Na tej faktycznej podstawie Sąd Okręgowy uznał powództwo za zasadne
Niewątpliwe pełnej ochronie podlega cześć człowieka, godność osobistej.
Naruszenie czci może nastąpić zarówno przez pomówienie o ujemne postępowanie w
życiu osobistym i rodzinnym jak i przez zarzucanie niewłaściwego postępowania w życiu
zawodowym, naruszające dobre imię danej osoby i mogące narazić ją na utratę
zaufania potrzebnego do wykonywania zawodu lub innej działalności. Bezprawność, to
sprzeczność z normami prawa lub zasadami współżycia społecznego, ujmowana w
kategoriach obiektywnych. Kodeks cywilny w art. 24 przyjął domniemanie bezprawności
naruszenia dobra. Skutkuje to przerzuceniem ciężaru dowodu wykazania braku
bezprawności na sprawcę i to jego obciąża ryzyko niewyjaśnienia wszystkich
okoliczności. To pozwany musi udowodnić, że zachodzi jedna z okoliczności
wyłączających bezprawność naruszeń. Według art. 12 ust. 1 pkt 1 ustawy z dnia 26
stycznia 1984 r. prawo prasowe (Dz. U. Nr 5 z 1984, L, poz. 24 dziennikarz jest
7
zobowiązany zachować szczególną staranność i rzetelność przy zbieraniu i
wykorzystywaniu materiałów prasowych, w szczególności sprawdzić zgodność z prawdą
uzyskiwanych wiadomości lub podać ich źródło. Ustawa nakłada obowiązek
sprawdzenia zgodności z prawdą uzyskanych wiadomości Niewątpliwie stopień
staranności dziennikarza może być mniejszy, gdy informatorem jest uznany autorytet w
określonej dziedzinie lub osoba z kręgu publicznego zaufania. Nie oznacza to jednak,
że wiadomości pochodzących nawet z tych źródeł dziennikarz nie musi sprawdzić.

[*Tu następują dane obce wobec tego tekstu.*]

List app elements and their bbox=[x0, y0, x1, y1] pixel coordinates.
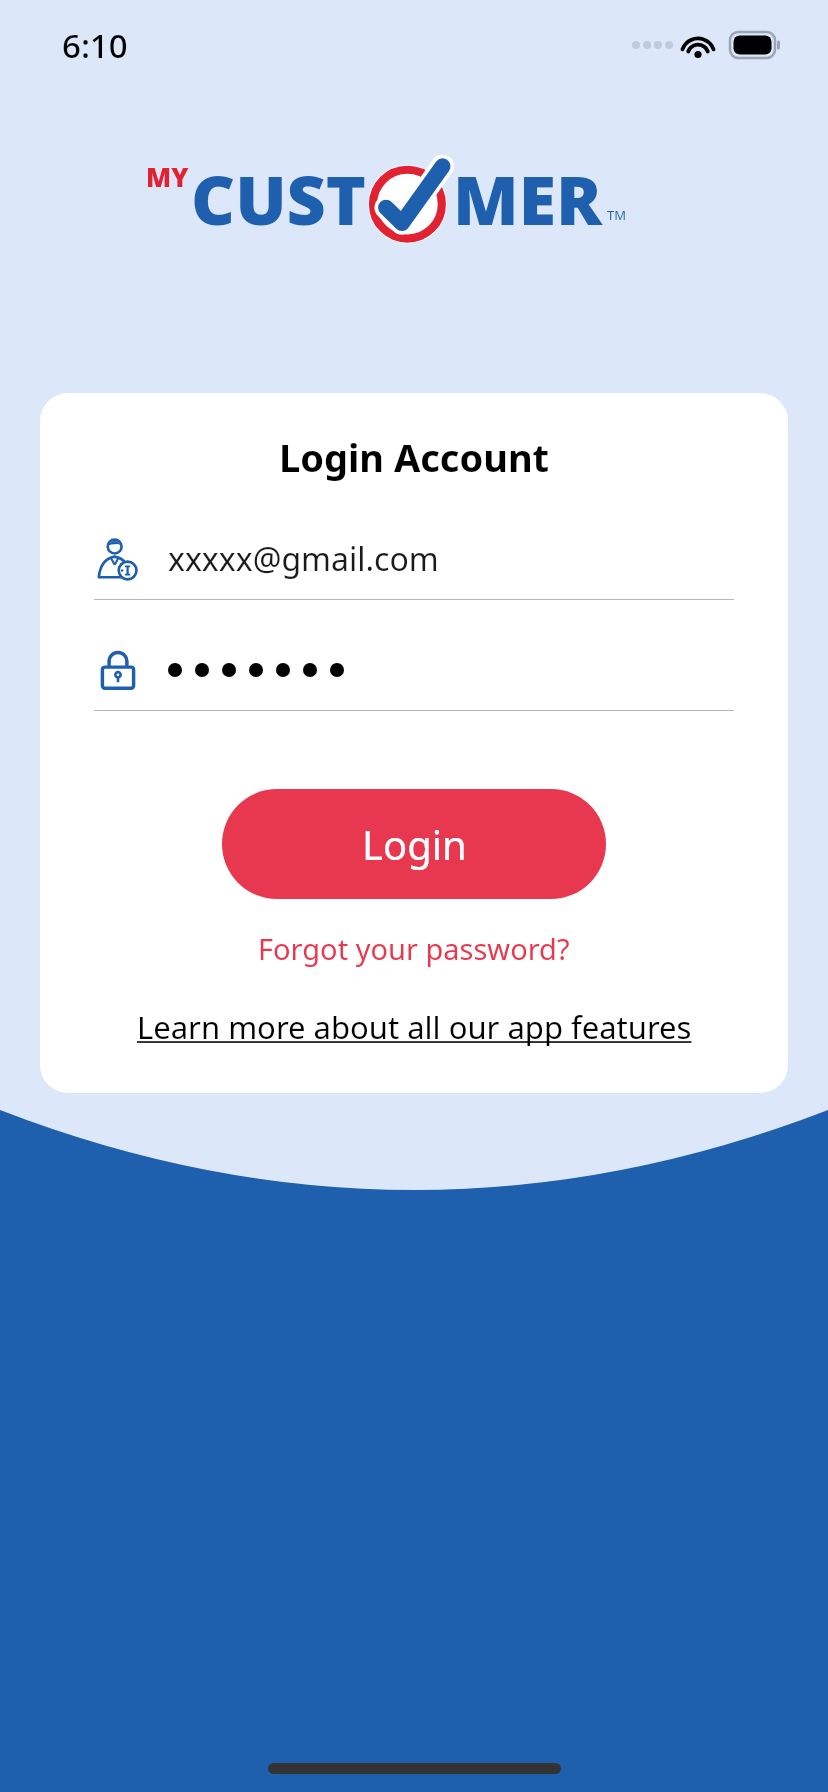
button[interactable]: Login bbox=[222, 789, 606, 899]
staticText: MER bbox=[453, 152, 603, 245]
staticText: Login bbox=[362, 817, 467, 871]
button[interactable]: xxxxx@gmail.com bbox=[94, 535, 734, 600]
staticText: Learn more about all our app features bbox=[137, 1006, 692, 1048]
button[interactable]: Forgot your password? bbox=[258, 929, 570, 968]
staticText: xxxxx@gmail.com bbox=[168, 537, 439, 581]
staticText: TM bbox=[607, 206, 627, 224]
staticText: Forgot your password? bbox=[258, 929, 570, 968]
button[interactable]: Learn more about all our app features bbox=[137, 1006, 692, 1048]
staticText: 6:10 bbox=[62, 23, 128, 68]
staticText: MY bbox=[146, 159, 189, 194]
button[interactable] bbox=[94, 646, 734, 711]
staticText: CUST bbox=[191, 152, 367, 245]
staticText: Login Account bbox=[279, 431, 550, 483]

Samo przekonanie dziennikarza o prawdziwości publikowanej informacji nie spełnia
wymogów stawianych w art. 12 ust. 1 pkt. 1 prawa prasowego. W ocenie Sądu
pierwszej instancji, autor artykułu M. S. nie tylko nie zachował należytej staranności i
rzetelności przy zbieraniu i wykorzystaniu materiałów ale również nie zweryfikował
uzyskanych informacji. Można mu postawić zarzut jednostronnego i nieobiektywnego
przedstawienia sprawy. Prawie cała publikacja opierała się na informacjach i relacjach
podanych przez S. W. Dziennikarze dawali wiarę wszystkim informacjom, które były
zgodne z przyjętą wersją wydarzeń. Całkowicie zlekceważyli to, że mogło dojść do
przecieku informacji, którego celem była chęć zaszkodzenia powódce. Bezkrytycznie
akceptowali wszystkie fakty, które przystawały do założonego przez nich przebiegu
wydarzeń. Próby pozyskania oficjalnego stanowiska przedstawicieli wymiaru
sprawiedliwości i organów ścigania powodowały, że pytane osoby z reguły posługiwały
się zwrotami, nie zawierającymi treści, jaka później znalazła się w artykule. Negatywnie
Sąd pierwszej instancji ocenił zaniechanie przez autora publikacji skontaktowania się z
powódką i poznania jej wersji przebiegu wydarzeń. W jednym z nowszych orzeczeń z 8
lutego 2008 r., I CSK 385/07, opubl. Monitor Prawniczy Nr 5/08 str. 228 Sąd Najwyższy
stwierdził, że dziennikarz nie ma obowiązku w każdych okolicznościach zwrócać się
o wyjaśnienia do osoby, o której ma zamiar krytycznie wypowiedzieć się lub napisać
artykuł. Uzależnione to jest od rodzaju upublicznionych informacji. W niniejszej sprawie
ze względu na to, że chodziło o osobę prokuratora, czyli funkcjonariusza publicznego,
zajmującego eksponowane stanowisko, powołanego do walki z przestępczością,
obciążonego przez podsądnych zarzutami udziału w strukturze przestępczej, wręcz
konieczne i niezbędne było pozyskanie wyjaśnień od powódki. Zeznania świadka M. S.,
który wskazywał na przeszkody w skontaktowaniu się z powódką zostały uznane za
niewiarogodne i stworzone na użytek tego postępowania. Niezrozumiały zupełnie jest
brak kontaktu z P. T., który sam wykazywał inicjatywę i próbował przedstawić własną
8
wersję zdarzeń, różniącą się co do roli powódki i charakteru znajomości od wersji
zaprezentowanej przez S. W., która znalazła się w analizowanym materiale.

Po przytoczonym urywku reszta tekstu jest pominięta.